I kept at it until he was very calm and decided that eating hay was his top priority. He’d have been quite content to stay there all day and do just that, but it was time to move down to the staging area. I made my second critical error, I grabbed my 12 foot lead rope and a short carrot stick without a string. I have replayed this decision over and over and groaned each time I realized just how big of an error it was. The ironic part was that I checked to make sure the two people with me had a longer lead rope and mentally thought to myself, “good…they might need that extra length of rope today!” My ego got the best of me though and I picked the clean, brand new rope over the dirty, worn a little tool that was the best one for our situation.
We had to walk down the street, on a narrow sidewalk with cars driving by us and vendors on the one side and a crowd of people moving around on the other. This was my biggest concern when I laid out my game plan the day before and was why we had planned to just go directly to the staging area and bypass all of the chaos. It has been overwhelming to our other horses in years past and I knew it would be even more so for Chevy.
As we moved, Chevy was trying to take it all in and I realized how much every single thing that even my other horses barely glanced at, was new to him and completely overwhelming. Had he had time to process them one at a time, he would have fared better, but it was too much coming at him all at once and we were moving pretty quickly to get where we needed to go.
He started to drift mentally and then physically he began pushing in on me due to his fear. When I saw a spot where I could move off the sidewalk and away from people, I took him in a yard and started backing him up. I was going to do some Falling Leaf patterns but wanted him out and away from me first.
Because I had the 12 foot rope, I didn’t have enough rope to let him drift and he started to scoot away from me instead of backing appropriately to the pressure. When he felt that he’d hit the end of the rope, I tried to hold, but he took that one more step backwards, felt it pull and then jerked to free himself. I face planted on the ground which spooked him even more and he realized he was free and took off, running back to the road and then down the street.
I wanted to cry. I so wanted this to be a positive growing experience for him and here he was, doing the very thing I was trying to keep him from doing: running away and taking care of himself because he didn’t trust my leadership. I ran after him and then realized in amazement that as he was running along and people were trying to help by grabbing him, it wasn’t scaring him even worse. He was ducking and weaving in that mindful “Nope, I’m not letting you get me” way. “Good!”, I thought to myself, “At least he is thinking!”
People were calm and hollered out encouraging things to me as I ran after him and I saw that three men had put up their hands to stop him and he had allowed one man to grab his lead rope and pet him. Again, I mentally cheered and applauded this huge accomplishment for him even with all that was going on. Chevy was letting a stranger hold him and pet him!

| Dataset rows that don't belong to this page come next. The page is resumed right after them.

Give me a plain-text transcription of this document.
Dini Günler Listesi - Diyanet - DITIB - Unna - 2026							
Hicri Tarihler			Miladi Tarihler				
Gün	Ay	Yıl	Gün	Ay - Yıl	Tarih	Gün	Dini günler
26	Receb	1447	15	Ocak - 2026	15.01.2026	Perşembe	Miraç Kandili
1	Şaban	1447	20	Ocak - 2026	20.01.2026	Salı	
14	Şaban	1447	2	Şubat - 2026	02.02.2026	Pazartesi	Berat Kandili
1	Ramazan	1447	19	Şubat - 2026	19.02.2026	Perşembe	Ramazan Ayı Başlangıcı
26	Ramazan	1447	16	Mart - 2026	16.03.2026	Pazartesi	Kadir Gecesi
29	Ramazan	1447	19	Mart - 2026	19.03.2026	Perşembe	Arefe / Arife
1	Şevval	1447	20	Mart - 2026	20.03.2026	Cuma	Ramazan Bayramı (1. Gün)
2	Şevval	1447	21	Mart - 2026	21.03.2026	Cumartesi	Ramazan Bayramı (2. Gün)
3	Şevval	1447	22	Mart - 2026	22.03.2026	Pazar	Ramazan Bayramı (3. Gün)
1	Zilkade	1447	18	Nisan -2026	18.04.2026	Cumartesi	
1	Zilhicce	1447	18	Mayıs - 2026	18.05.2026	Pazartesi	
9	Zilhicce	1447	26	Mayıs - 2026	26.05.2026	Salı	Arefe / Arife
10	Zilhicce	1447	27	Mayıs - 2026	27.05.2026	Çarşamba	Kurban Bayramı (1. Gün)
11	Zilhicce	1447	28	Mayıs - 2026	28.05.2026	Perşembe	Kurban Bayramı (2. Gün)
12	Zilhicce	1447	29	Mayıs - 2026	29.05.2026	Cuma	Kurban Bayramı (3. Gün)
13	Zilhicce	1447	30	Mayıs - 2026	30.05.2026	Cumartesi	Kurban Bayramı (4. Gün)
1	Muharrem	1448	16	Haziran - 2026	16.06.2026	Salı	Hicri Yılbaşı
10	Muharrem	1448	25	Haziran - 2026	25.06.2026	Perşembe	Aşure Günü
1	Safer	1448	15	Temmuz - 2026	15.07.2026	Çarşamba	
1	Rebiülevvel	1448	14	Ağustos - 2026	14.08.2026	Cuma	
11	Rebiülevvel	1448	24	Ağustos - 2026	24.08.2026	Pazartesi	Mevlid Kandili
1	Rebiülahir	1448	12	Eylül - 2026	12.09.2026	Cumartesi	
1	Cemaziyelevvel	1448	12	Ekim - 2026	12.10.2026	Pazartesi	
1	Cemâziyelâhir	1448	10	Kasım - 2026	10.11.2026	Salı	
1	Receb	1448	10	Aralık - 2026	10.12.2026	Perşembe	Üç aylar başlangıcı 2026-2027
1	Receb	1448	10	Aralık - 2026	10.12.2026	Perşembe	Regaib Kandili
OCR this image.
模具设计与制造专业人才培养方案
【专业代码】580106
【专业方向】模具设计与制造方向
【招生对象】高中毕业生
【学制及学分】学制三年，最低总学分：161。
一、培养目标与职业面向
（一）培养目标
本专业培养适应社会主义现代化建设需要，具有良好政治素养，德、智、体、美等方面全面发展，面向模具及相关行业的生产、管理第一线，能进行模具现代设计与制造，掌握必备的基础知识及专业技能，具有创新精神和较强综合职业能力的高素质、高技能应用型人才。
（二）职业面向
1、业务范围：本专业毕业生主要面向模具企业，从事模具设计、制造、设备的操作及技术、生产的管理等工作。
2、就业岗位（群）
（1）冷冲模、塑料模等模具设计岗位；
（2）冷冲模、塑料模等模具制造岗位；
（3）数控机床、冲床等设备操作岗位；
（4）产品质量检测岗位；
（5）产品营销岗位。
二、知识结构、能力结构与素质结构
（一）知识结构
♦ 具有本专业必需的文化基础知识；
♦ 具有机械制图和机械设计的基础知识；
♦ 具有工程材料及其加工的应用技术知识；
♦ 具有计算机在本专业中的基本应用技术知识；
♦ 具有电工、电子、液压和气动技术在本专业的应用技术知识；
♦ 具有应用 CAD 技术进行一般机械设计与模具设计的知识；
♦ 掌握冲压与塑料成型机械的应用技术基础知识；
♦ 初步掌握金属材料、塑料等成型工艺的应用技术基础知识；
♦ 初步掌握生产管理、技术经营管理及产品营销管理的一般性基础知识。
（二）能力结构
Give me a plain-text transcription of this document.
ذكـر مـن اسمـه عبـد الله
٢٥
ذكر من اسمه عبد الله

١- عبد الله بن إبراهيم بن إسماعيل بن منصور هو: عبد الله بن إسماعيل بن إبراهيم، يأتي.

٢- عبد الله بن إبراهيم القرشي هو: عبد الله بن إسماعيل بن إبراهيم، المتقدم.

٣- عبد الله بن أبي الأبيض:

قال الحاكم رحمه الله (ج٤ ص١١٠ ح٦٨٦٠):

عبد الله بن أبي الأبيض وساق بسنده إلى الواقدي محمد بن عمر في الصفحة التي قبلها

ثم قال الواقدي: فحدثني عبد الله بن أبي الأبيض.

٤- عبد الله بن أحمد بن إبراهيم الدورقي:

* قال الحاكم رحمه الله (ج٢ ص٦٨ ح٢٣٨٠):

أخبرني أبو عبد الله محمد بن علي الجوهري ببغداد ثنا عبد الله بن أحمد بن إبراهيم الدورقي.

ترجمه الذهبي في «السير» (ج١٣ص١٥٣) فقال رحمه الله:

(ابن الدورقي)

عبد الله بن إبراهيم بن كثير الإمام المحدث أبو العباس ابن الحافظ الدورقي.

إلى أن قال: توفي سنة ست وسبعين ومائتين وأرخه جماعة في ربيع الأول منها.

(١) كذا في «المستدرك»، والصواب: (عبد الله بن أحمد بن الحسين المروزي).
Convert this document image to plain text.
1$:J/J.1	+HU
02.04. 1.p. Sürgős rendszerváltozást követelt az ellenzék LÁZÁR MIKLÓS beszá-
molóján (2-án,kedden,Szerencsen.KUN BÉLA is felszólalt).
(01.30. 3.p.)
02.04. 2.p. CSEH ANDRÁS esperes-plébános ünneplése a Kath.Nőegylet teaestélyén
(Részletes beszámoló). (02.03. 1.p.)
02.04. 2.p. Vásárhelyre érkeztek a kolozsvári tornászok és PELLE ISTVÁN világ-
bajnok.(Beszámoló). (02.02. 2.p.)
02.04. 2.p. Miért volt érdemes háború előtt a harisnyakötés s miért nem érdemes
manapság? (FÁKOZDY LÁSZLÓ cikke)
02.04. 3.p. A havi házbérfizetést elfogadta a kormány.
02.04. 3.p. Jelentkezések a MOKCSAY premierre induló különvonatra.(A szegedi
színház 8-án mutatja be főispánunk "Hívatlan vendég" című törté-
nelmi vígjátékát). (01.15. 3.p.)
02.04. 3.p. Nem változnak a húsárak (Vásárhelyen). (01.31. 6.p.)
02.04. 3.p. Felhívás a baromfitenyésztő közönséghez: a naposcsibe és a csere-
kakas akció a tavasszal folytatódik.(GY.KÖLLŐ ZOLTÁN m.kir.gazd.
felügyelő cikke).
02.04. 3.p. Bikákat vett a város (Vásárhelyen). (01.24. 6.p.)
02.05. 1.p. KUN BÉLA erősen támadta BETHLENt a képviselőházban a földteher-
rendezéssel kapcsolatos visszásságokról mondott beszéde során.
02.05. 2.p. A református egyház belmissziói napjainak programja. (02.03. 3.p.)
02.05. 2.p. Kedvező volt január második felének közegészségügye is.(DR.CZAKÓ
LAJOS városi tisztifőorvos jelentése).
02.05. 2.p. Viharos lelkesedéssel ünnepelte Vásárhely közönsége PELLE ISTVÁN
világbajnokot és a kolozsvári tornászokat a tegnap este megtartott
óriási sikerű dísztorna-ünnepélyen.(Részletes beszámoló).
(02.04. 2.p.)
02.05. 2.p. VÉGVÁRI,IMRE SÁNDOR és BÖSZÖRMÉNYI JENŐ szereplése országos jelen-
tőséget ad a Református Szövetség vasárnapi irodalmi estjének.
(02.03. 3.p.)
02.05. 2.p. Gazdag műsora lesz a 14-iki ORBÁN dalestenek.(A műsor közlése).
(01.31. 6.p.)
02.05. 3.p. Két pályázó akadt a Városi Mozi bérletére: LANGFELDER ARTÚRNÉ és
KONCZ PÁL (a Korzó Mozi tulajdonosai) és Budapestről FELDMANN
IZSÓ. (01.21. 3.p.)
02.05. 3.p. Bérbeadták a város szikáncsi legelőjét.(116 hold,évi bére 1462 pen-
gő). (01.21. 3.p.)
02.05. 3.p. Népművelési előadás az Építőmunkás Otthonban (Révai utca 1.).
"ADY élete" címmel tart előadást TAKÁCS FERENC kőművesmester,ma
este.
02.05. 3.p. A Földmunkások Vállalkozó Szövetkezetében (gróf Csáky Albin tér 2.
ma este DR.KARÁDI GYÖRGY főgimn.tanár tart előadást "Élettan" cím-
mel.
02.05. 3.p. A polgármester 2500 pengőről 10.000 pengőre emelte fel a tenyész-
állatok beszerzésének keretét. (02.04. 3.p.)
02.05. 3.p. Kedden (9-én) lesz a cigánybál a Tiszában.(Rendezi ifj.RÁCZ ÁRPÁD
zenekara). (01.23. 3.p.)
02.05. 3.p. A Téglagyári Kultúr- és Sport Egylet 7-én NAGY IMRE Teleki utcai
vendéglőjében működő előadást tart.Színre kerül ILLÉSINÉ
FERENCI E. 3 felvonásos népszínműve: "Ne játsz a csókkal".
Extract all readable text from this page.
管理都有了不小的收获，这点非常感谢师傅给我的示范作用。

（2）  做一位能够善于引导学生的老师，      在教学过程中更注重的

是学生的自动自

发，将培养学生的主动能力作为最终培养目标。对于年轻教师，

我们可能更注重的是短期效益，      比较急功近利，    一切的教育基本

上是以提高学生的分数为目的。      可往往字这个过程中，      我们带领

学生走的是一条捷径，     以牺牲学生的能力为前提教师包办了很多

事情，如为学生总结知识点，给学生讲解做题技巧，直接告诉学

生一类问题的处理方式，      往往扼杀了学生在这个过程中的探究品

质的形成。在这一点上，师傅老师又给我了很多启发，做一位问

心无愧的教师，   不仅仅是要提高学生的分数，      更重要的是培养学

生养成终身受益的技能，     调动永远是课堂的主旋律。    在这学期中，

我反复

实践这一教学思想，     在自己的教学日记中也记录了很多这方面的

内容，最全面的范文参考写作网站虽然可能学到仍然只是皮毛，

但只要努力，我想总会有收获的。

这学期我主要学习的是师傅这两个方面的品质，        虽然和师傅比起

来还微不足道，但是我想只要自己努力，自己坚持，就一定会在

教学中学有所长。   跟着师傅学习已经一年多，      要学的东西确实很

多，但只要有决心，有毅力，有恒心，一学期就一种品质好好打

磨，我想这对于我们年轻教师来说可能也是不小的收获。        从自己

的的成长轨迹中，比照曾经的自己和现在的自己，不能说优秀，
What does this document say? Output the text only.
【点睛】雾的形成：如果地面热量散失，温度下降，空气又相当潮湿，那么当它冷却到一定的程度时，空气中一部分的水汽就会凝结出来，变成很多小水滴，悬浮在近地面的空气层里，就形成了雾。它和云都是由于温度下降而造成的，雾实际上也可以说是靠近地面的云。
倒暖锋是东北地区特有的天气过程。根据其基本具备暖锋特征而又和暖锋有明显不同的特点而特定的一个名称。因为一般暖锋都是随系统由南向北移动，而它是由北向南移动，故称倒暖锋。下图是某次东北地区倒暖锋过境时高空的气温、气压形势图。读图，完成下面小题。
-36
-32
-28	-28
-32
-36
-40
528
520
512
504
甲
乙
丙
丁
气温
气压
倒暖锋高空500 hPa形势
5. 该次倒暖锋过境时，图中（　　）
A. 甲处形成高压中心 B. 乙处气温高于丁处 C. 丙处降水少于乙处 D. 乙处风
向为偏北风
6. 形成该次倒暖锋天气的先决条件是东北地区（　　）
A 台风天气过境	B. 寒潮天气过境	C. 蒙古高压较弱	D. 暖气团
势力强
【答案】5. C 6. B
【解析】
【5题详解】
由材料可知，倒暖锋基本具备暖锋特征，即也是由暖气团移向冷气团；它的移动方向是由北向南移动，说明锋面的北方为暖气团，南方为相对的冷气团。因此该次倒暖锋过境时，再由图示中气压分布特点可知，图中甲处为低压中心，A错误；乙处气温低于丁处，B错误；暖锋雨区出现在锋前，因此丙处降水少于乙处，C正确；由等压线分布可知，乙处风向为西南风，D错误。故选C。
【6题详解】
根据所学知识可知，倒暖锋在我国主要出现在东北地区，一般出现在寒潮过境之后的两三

My husband had been ahead of me and got to him first. He went with him no problem, but was still looking around for me. He had realized that running away was not such a good choice. When I got to him, he was very happy to see me. I took his rope, told him what a good boy he was that he came to me and we went on our way down to the staging area.
Once we arrived, there were floats, horses and vehicles with sirens and flashing lights. If he thought the road was a mind blowing experience, this was a hundred times more so. I knew right away that there was no way he was up for walking in the parade, but I also knew that it was a great experience for him. A few people suggested that I take him back to our trailer and get him away from it all. I knew that was not a good idea so I just told them that I was not going to do that, ignored the chatter around me and concentrated on figuring out what to do.
I looked around until I saw a short side road next to us that was empty. We moved over there and I started to work on letting him see what was going on, and retreating as much as he needed to so he could get calmer. I was looking for lots of licking and chewing and yawning.
The staging area was behind us and the parade was in front of us, so he ended up getting even more exposure to it than had we been walking in the parade. It was a better environment for me to be able to handle him though, so it was were I stayed until the parade had moved out of the area. He was very rattled and wanted to escape. I had to stay very firm and focused to say to him, “We are doing this together. If you need to leave, we can do that, but I go with you.”
I am quite sure it looked neurotic to anyone watching us because just as he would retreat enough to get calm and process what was going on in front of us, he’d be aware that the parade was moving behind us and we’d have to turn around and do that same thing again. And then over and over again some more. I was exhausted and running on adrenaline at that point, but I just kept hearing Nancy’s voice in my head saying, “give your horse what he needs”.
I didn’t let myself get sucked into any of the other thoughts running through my head and there were plenty, but told myself to do my thinking that night so I could attend to what was going on in the moment. We kept at it until he got calm enough that he finally settled and could just take in what was going on and think about it.
When the parade had moved out of the staging area, we headed over there. I was so relieved and thought maybe now we can both take it easy while he eats grass. That was not the case though. There was a playground and a child was swinging and Chevy lost his mind all over again, wanting to run away. He most likely had never seen anything on that playground and so we did retreat and re-approach until he got to a point where he looked over at me and asked if he could go check it out closer. As I relayed this part to Nancy later that day, she pointed out how huge it was. He went from scared to confident and then became curious!
We did the same thing with red clay that spooked him. Then other horse trailers. Then with the people cantering their horses into the area we were in. And finally with people with horses with trailers (and hay bags!) that he didn’t know. Each thing he spooked at went from being scared to becoming calm and then hit a point where he asked me if we could move in closer and he could really investigate it.
By the time my husband was finished with the parade and had come to pick us up with the horse trailer, he said Chevy looked like he was at home. Very calm and asking me questions about things. He loaded into the trailer like a champ and was happy to see there was hay there for him.
As we headed back home, I joined in the chatter this time and it was mostly about what I had learned that day. It was a very big thing that we tackled and I had learned a lot to say the least. It was eye opening both about Chevy’s holes and my own horsemanship holes. It was very humbling in many ways. It was very intimidating to think of how badly it could have gone when he ran away. It was also very daunting to see how much more exposure Chevy needs to our world.
More than anything though, I was thrilled that we did the parade. It was a huge boost to see how helpful and kind other horse people were when we needed help. I was so proud of Chevy for trying so hard that entire day. He wanted to take care of himself and run away in his own ways over and over and for the most part, he picked partnering with me over that instinct that runs so deep in him.
As I sat in the truck, the awareness of how big the day had been hit me. I said to Nathan and Barb, “oh my goodness…Chevy and I just did the parade!!” as it really sunk in that the day was over and we were heading home.
Chevy! Did the parade! We might have had to do it our own way, but my horse that could not really even be touched a little over a year before, did this monumental thing. I was proud of both of us for trying and for working at putting our principles into practice in a real life setting and stretching ourselves. I saw the day as a win overall because it is not about walking in the parade. It isn’t about us doing every single part well. It is about my relationship with my horse.
That afternoon, when I went out to the pasture to get Chevy, he saw me and ran to me. Not walked quickly but ran to me. He had never once ran to me like that before then. That told me everything I needed to know whether he believed that I was there for him that day and was the leader he needed overall. His feedback was worth it all.